Le mastodonte de la polio, qui a dépassé les délais d’éradication après les délais, semble enfin être à court de carburant, suggère une enquête publiée par le BMJ aujourd’hui.
Le journaliste Robert Fortner révèle que l’Organisation mondiale de la santé (OMS) a déjà licencié 500 employés du programme de lutte contre la polio – « mettant peut-être fin à une croisade de plusieurs milliards de dollars conçue par certains des acteurs les plus puissants de la santé mondiale ».
Selon Fortner, même la Fondation Bill & Melinda Gates – premier bailleur de fonds des initiatives contre la polio et derrière le gouvernement américain en tant que principal bailleur de fonds de l’OMS – n’était pas au courant de ces plans.
Depuis le début des efforts pour éradiquer la polio en 1988, l’Initiative mondiale pour l’éradication de la poliomyélite (IMEP) a poussé la polio à la quasi-annihilation, réduisant les cas de 99,99 %.
Pourtant, l’IMEP est perchée, de manière épuisante et coûteuse, au bord du succès depuis des années, écrit Fortner. En 2017, par exemple, Bill Gates a prédit que « l’humanité verra son dernier cas de polio cette année ». Au lieu de cela, les cas ont augmenté.
La pandémie a suspendu les efforts de lutte contre la polio pendant plusieurs mois en 2020. Puis, en décembre, l’OMS a décidé d’accélérer l’intégration du programme de lutte contre la polio dans les services de vaccination existants – ce qui a été considéré pendant des décennies comme un anathème.
Le bureau régional de l’OMS pour l’Afrique (AFRO) a ensuite licencié quelque 500 membres du personnel du programme de lutte contre la poliomyélite – surprenant les groupes partenaires de l’IMEP et les pays donateurs, notamment le Foreign, Commonwealth & Development Office du Royaume-Uni et l’Agence américaine pour le développement international (USAID).
L’IMEP a explicitement séparé la poliomyélite de la vaccination de routine car l’éradication nécessite des taux de couverture très élevés : 90 % ou plus. Pourtant, certains soutiennent que l’argent consacré à la polio a rendu des millions d’enfants vulnérables à d’autres maladies évitables par la vaccination, souvent mortelles, telles que la rougeole.

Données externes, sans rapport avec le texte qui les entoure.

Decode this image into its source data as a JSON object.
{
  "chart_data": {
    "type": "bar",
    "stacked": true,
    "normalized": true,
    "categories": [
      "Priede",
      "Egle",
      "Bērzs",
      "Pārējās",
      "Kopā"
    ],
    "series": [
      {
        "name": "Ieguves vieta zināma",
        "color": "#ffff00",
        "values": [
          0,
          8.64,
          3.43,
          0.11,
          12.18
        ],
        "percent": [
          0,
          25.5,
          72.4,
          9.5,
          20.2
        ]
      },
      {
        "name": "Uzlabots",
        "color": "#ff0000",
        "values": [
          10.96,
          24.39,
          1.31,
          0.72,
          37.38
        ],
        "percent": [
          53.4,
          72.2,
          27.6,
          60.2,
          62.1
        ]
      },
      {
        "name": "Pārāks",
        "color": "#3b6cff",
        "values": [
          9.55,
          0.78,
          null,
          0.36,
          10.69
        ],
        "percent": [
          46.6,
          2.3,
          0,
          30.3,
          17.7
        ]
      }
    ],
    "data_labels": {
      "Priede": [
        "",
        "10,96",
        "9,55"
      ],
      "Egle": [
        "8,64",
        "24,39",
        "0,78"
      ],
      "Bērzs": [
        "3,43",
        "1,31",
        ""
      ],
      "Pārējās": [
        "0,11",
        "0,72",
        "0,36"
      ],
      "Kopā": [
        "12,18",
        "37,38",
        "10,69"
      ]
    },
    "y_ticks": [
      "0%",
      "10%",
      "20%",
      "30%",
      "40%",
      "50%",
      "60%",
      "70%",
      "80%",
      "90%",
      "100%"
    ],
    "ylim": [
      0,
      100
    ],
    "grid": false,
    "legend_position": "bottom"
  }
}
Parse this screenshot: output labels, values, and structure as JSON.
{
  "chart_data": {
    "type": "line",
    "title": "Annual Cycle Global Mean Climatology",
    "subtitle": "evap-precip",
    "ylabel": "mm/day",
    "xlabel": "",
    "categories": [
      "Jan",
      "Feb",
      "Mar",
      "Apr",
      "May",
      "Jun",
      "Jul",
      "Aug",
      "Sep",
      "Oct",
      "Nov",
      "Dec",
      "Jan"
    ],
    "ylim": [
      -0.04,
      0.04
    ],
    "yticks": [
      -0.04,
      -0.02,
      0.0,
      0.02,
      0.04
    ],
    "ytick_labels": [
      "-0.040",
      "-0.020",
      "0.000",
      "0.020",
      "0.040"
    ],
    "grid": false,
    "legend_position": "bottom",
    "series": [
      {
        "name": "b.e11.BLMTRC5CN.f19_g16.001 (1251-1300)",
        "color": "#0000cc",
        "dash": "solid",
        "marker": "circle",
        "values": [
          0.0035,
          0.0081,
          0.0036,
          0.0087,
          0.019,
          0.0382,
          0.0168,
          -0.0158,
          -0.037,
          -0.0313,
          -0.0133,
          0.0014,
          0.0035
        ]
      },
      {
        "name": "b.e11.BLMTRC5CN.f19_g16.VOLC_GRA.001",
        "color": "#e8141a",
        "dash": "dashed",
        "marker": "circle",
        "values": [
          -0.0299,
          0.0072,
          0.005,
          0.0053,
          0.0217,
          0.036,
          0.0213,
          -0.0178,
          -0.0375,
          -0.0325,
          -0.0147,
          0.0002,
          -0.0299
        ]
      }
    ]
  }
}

Les fonds contre la poliomyélite provenant de l’étranger ont également entraîné une fuite des cerveaux au niveau local – vers l’éradication et loin des priorités sanitaires locales et financées localement.
Aidan O’Leary, qui a pris la direction de l’éradication de la poliomyélite à l’OMS après la décision de transition de décembre, décrit l’engagement des partenaires de l’IMEP en faveur de l’éradication comme « assez sans équivoque ».
Mais Fortner note que le ton autrefois indomptable semble désormais sourd, et il souligne les réductions de financement et les défis en Afghanistan et au Pakistan (les deux pays restants où la polio reste endémique) comme des facteurs qui pourraient faire échouer l’éradication.
Même si nous supposons courageusement un financement adéquat, la prestation de services de santé intégrés permettrait-elle également l’éradication, demande-t-il ?
L’administration intégrée n’a « jamais vraiment été testée pour un programme d’éradication », déclare Nicholas Grassly, épidémiologiste à l’Imperial College de Londres et conseiller indépendant de l’IMEP.
Pendant ce temps, un article publié dans The Lancet plus tôt cette année, intitulé « Eradication de la polio à la croisée des chemins » suggère que l’éradication de tous les poliovirus de la planète n’a jamais été possible. Les raisons incluent la probabilité de violations de confinement du virus conservé dans des installations scientifiques et la capacité de synthétiser la polio.
Les problèmes ne sont pas nouveaux, mais les auteurs les utilisent comme base pour une nouvelle orientation politique, note Fortner : « L’objectif de nos efforts devrait être d’éliminer la maladie, pas le virus. Nous pouvons toujours « éradiquer la polio » car en termes simples, la maladie et le virus portent le même nom. Les moyens proposés, tels qu’envisagés dans le nouveau plan stratégique contre la poliomyélite, sont des « programmes mondiaux de vaccination ».
Zulfiqar Bhutta, pédiatre à l’Université Aga Khan, a déclaré que l’IMEP « pourrait devoir appeler la nouvelle réalité la nouvelle éradication ».